What changed was the arrival and mass adoption of full screen smartphones and the services that ran on them.
What changed was the arrival and mass adoption of full screen smartphones
By then (2008) they'd already given up on the premium data services. The increasingly ubiquitous wifi did for their grand 3G schemes, including the perennial white elephant of video calls: people weighed up the cost of a data contract over the alternatives and this effectively created a ceiling for data charges. Most European countries had enough operators that at least one of them was prepared to offer data only contracts for dongles and myfi devices.

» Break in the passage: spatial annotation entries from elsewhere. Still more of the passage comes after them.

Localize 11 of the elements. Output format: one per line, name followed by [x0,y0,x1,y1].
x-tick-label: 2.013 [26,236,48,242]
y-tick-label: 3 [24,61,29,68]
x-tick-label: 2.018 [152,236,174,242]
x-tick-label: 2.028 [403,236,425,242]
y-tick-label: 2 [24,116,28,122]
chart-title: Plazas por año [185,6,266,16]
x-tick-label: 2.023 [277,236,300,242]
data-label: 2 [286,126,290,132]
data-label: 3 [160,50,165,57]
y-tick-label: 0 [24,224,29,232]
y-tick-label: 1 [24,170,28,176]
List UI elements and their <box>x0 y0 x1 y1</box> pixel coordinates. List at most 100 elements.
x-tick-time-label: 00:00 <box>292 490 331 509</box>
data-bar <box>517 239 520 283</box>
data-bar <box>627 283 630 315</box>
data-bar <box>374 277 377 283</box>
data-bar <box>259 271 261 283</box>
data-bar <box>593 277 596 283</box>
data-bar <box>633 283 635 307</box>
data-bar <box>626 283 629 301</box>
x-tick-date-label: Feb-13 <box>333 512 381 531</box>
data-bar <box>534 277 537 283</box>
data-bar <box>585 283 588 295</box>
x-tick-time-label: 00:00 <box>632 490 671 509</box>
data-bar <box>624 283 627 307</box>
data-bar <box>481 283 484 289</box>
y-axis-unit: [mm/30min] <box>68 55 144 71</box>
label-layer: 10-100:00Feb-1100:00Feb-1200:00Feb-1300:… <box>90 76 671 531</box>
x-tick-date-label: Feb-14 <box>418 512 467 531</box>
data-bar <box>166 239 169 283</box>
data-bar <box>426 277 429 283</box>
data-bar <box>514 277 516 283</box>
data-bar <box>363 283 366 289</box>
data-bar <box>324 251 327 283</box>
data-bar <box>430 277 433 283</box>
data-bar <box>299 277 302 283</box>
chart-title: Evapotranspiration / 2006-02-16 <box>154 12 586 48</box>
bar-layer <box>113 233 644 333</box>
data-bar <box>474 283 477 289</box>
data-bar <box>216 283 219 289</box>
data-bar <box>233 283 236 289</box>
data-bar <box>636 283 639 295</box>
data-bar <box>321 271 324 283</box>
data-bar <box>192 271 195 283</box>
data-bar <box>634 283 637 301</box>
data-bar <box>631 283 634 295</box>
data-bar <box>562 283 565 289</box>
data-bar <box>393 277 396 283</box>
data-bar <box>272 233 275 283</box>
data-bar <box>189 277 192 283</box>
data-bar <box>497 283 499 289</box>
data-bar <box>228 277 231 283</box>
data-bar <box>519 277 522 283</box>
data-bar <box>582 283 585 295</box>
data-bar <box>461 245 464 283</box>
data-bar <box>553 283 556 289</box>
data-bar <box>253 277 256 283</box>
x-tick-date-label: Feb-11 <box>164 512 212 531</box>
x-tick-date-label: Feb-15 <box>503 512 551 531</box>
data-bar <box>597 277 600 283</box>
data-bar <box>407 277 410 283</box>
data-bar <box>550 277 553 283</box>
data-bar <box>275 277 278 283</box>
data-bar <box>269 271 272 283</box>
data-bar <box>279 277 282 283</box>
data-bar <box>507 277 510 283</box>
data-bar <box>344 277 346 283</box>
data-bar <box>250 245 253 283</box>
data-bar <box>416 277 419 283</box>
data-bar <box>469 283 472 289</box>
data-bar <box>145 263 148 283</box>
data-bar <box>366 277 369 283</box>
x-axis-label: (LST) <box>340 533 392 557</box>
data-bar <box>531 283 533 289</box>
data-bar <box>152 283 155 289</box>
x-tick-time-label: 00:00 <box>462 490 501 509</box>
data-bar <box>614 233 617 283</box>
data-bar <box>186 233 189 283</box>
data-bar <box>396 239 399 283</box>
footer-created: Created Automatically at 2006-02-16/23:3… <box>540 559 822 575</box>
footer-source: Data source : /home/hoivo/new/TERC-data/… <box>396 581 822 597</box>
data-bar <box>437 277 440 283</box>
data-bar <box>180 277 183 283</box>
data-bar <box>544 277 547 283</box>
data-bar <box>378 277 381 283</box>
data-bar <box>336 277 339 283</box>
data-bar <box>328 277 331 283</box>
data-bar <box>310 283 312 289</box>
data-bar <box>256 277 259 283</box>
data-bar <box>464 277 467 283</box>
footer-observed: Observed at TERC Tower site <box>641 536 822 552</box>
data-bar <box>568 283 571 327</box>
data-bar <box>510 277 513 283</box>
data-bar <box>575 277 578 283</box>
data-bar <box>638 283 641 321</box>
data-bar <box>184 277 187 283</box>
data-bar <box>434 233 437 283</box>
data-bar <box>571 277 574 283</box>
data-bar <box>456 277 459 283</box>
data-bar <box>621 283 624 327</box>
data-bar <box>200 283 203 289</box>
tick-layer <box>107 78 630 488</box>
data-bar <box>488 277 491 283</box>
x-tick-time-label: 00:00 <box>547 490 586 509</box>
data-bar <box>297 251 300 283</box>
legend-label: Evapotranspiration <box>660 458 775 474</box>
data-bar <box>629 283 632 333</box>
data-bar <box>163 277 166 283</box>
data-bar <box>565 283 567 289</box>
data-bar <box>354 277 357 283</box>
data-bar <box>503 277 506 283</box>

In the US the smartphone, coupled with the lack of competition, did drive data contracts, investment infrastructure and harmonisation on UMTS and then LTE. But it was really the lack of competition that kept prices high.
The feature that no smartphone had/has.
My Ericsson T68 could do them. But, at € 0,70 a minute and being dependent upon the other caller and their network supporting it, it was too expensive to do. Even with ubiquitous VoIP and larger pipes I still almost never do video calls. I guess it was the blockchain / VR of its day: required lots of expensive technology but was really little more than a gimmick.
>Lots of people do make video calls, but they use something like Facetime, Skype or Whatsapp to do them.
Those are not video phone calls.
Neither Android nor iOS ever implemented video phone calls. (Probably because at the time it was too difficult for either company, who had next to no telecoms experience.Apple couldn't even work out MMS.)
I am left unsure whether that was meant to be funny or not, because on the whole commentards are not people who go for fantasy world conspiracy theory blogs.
Or perhaps I really should check out whether exposure to multi-gigahertz radiation in my garden really did turn the grass brown this summer.